Three quarters of all megacities (population over 10 million) are located on coasts.

Twenty-five percent of the global population currently live within 100 kilometers of a coast, with 50 percent expected to do so by 2040.

If sea levels rise even at the minimum projected pace, hundreds of millions of people, from Guangzhou, China to Alexandria, Egypt will be displaced.

Militaries are called upon to provide flood relief entails massive and costly operations.

Asia alone has widespread potential coastal flooding: Dhaka, Bangladesh, the eighth largest city on earth and one of its poorest, is extremely vulnerable to flooding from overall sea rise and increased cyclonic activity. Manila, Kolkata, Mumbai, Jakarta, Bangkok, Phnom Penh, and Shanghai are also at great risk for flooding. That’s more than 85 million people currently, and that’s just eight cities in Asia.

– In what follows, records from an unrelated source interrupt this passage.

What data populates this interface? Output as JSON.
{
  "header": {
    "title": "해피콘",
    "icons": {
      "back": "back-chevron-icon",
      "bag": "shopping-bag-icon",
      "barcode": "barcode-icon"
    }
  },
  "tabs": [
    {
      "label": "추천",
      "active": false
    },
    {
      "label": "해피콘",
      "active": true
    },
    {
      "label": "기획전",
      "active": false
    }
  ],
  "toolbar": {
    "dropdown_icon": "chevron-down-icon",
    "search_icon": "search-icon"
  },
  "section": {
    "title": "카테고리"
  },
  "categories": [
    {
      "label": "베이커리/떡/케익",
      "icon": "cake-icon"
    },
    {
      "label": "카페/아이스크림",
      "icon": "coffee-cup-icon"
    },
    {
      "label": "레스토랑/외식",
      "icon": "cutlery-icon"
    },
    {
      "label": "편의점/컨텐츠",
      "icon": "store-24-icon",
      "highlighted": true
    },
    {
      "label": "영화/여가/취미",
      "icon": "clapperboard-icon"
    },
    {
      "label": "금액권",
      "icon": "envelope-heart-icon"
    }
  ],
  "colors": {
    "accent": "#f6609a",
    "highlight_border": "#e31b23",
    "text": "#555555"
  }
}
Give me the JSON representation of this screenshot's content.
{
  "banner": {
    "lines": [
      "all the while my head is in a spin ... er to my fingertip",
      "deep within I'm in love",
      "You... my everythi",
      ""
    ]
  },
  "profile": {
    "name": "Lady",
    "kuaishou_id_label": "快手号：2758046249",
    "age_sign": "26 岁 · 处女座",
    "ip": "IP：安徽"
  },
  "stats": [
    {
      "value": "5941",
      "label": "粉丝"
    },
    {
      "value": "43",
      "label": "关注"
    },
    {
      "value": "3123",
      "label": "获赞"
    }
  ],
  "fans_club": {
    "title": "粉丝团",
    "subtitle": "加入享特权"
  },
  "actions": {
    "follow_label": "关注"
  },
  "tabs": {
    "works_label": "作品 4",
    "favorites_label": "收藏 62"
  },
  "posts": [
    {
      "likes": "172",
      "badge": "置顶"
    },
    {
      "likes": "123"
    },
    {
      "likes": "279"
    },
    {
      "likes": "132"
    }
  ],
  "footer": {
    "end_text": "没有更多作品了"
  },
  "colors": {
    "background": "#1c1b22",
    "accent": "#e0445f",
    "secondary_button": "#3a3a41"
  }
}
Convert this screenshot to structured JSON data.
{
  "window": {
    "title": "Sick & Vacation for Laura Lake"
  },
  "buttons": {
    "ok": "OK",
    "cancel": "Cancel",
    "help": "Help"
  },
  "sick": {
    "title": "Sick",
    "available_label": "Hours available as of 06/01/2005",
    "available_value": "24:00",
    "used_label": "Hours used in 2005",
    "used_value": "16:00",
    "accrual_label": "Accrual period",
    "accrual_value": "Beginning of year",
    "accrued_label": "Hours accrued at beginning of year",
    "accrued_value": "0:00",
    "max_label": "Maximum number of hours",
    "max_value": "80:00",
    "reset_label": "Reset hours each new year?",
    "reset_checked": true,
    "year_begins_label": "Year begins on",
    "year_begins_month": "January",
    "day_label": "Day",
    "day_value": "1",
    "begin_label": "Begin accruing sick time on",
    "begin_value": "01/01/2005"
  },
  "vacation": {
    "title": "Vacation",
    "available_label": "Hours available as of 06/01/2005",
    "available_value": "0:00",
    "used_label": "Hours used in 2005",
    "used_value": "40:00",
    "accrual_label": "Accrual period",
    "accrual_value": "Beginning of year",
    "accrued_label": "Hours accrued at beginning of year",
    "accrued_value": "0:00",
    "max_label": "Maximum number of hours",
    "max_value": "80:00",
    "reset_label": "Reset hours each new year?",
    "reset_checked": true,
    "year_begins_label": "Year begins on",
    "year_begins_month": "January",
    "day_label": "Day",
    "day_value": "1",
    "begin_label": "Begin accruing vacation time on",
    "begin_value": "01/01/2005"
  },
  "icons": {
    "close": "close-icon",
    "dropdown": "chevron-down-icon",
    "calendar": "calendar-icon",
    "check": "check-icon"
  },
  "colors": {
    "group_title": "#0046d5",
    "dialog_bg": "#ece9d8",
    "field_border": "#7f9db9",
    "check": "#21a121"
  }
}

Add salt water intrusion into drinking water supplies, and globally this issue presents equally dire challenges as does drought.


Fires & Extreme Storms

Recent Northern Hemisphere forest fires were severe enough to affect the melting of Greenland’s ice caps, threatening the world’s coastal cities. The soot from these fires actually coated the ice and resulted in additionally absorbed heat.

Accidental fires in Russia, Australia, and the US, along with intentional fires in Indonesia and the Amazon River basin, have destroyed millions of acres, causing a negative feedback loop of increased drought that threatens more than the immediately effected areas.

Militaries are often asked to augment fire fighting efforts, adding to challenges as budgets are strained.

More intense and sustained heat waves that lead to larger and more intense fires, along with irresponsible logging, are reshaping the great forests of the planet, with significant geopolitical consequences. Massive forest fires render large areas uninhabitable and prone to flash floods that then render the land unsuitable for cultivation. As arable land is reduced, the stress on the remaining productive areas, and the populations it supports, is greatly increased.

Climate change is also expected to potentially increase the frequency of intense storms as rising temperatures increase the levels of water vapor in the atmosphere. The  effects of climate destruction on environments, economies, and societies create the ideal conditions to foster violent protests and terrorism. Instability, infertile land, and the cascade effect of food shortages and widespread unemployment are contributing factors to the spread of extremism. As severe climate conditions have inflamed competition for resources in already unstable environments, violent unrest appears to have become increasingly regular.

As the world’s population expands, and droughts, floods, fires, and severe storms are increasingly persistent, more regions will face the threat of instability. Population movements that will result from the deleterious effects of extreme climate events will further threaten stability across continents. People fleeing the destructive power of natural disasters will overwhelm the existing resources of the regions they traverse and re-locate to, and their movements will exacerbate trans-national border issues, potentially igniting ethnic conflict.

The consequences of sustained and intensifying natural disasters will likely pose the greatest threat over the next century to global security, and militaries and governments will be forced to adapt.???